De organisatieonderdelen, genoemd in het eerste lid, onderdeel b, en het tweede lid, onderdelen a en b, zijn belast met de heffing en invordering van:
- a.
de rechten bij invoer en de rechten bij uitvoer;
- b.
de accijnzen;
- c.
de omzetbelasting bij invoer, tenzij artikel 23 van de Wet op de omzetbelasting 1968 toepassing vindt, alsmede de algemene bestedingsbelasting;
- d.
de verbruiksbelastingen van alcoholvrije dranken en van pruimtabak en snuiftabak;
- e.
de kolenbelasting, voor zover deze wordt geheven ter zake van de invoer, bedoeld in de artikelen 32, eerste lid, onderdeel m, en 35 van de Wet belastingen op milieugrondslag.
6.
De B/CAP is belast met de heffing en invordering van de motorrijtuigenbelasting en de belasting zware motorrijtuigen en is mede belast met de heffing en invordering van overige rijksbelastingen, andere dan de minimum CO2-prijs elektriciteitsopwekking en de CO2-heffing industrie.
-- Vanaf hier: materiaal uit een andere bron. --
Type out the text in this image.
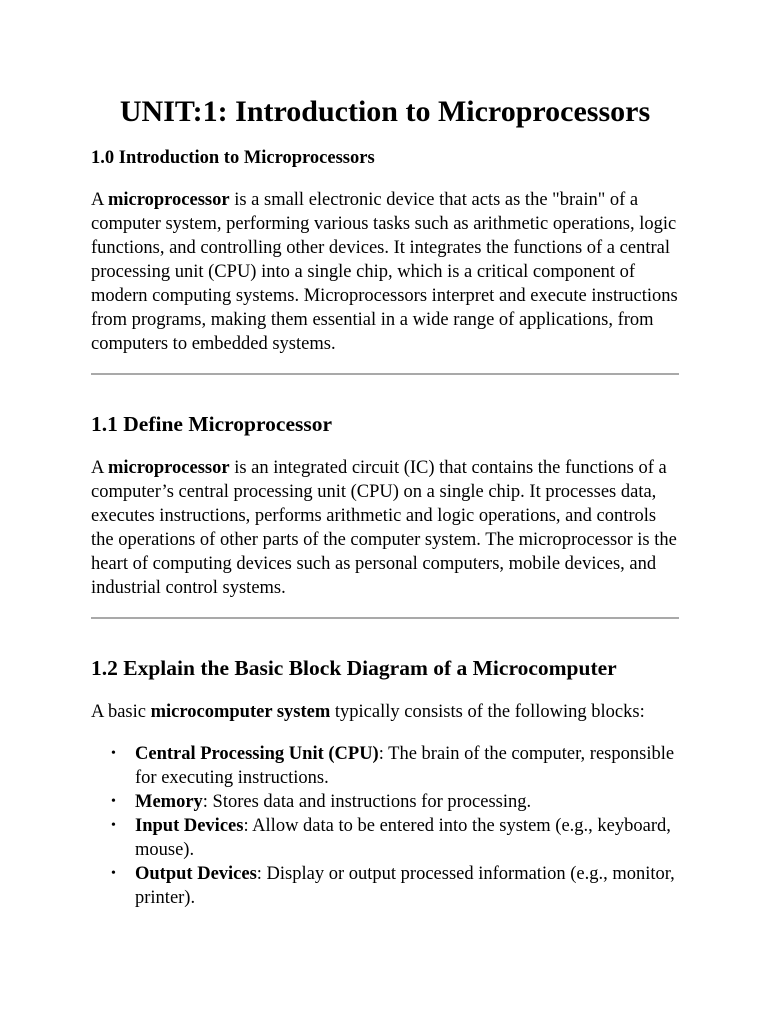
UNIT:1: Introduction to Microprocessors
1.0 Introduction to Microprocessors

A microprocessor is a small electronic device that acts as the "brain" of a computer system, performing various tasks such as arithmetic operations, logic functions, and controlling other devices. It integrates the functions of a central processing unit (CPU) into a single chip, which is a critical component of modern computing systems. Microprocessors interpret and execute instructions from programs, making them essential in a wide range of applications, from computers to embedded systems.

1.1 Define Microprocessor

A microprocessor is an integrated circuit (IC) that contains the functions of a computer’s central processing unit (CPU) on a single chip. It processes data, executes instructions, performs arithmetic and logic operations, and controls the operations of other parts of the computer system. The microprocessor is the heart of computing devices such as personal computers, mobile devices, and industrial control systems.

1.2 Explain the Basic Block Diagram of a Microcomputer

A basic microcomputer system typically consists of the following blocks:

• Central Processing Unit (CPU): The brain of the computer, responsible for executing instructions.
• Memory: Stores data and instructions for processing.
• Input Devices: Allow data to be entered into the system (e.g., keyboard, mouse).
• Output Devices: Display or output processed information (e.g., monitor, printer).
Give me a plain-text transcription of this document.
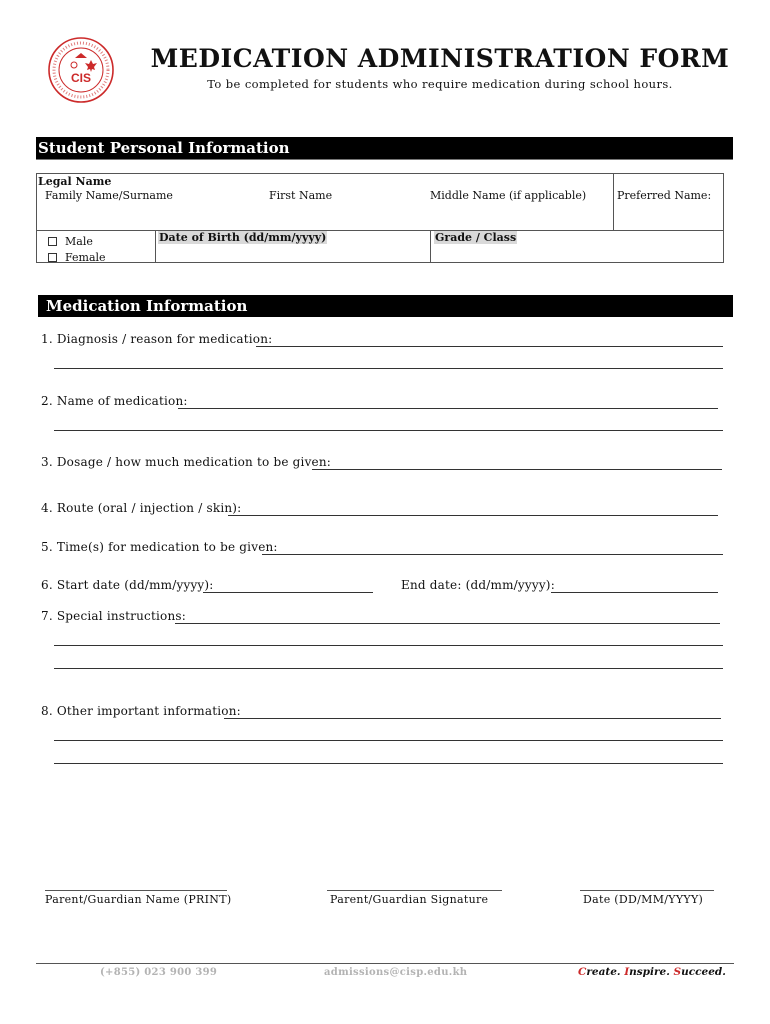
CIS
MEDICATION ADMINISTRATION FORM
To be completed for students who require medication during school hours.
Student Personal Information
Legal Name
Family Name/Surname	First Name	Middle Name (if applicable)	Preferred Name:
Male
Female
Date of Birth (dd/mm/yyyy)	Grade / Class
Medication Information
1. Diagnosis / reason for medication:
2. Name of medication:
3. Dosage / how much medication to be given:
4. Route (oral / injection / skin):
5. Time(s) for medication to be given:
6. Start date (dd/mm/yyyy):	End date: (dd/mm/yyyy):
7. Special instructions:
8. Other important information:
Parent/Guardian Name (PRINT)	Parent/Guardian Signature	Date (DD/MM/YYYY)
(+855) 023 900 399	admissions@cisp.edu.kh	Create. Inspire. Succeed.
De B/CAP is mede belast met de uitvoering van de basisregistratie inkomen.
7.
De Dienst Toeslagen is belast met het toekennen, uitbetalen en terugvorderen van:
- a.
het kindgebonden budget, bedoeld in de Wet op het kindgebonden budget;
- b.
de kinderopvangtoeslag, bedoeld in de Wet kinderopvang en kwaliteitseisen peuterspeelzalen;
- c.
de zorgtoeslag, bedoeld in de Wet op de zorgtoeslag;
- d.
de huurtoeslag, bedoeld in de Wet op de huurtoeslag.
8.
De organisatieonderdelen, genoemd in het eerste lid, onderdeel b, en het tweede lid, zijn mede belast met de handhaving van verboden en beperkingen met betrekking tot het goederenverkeer.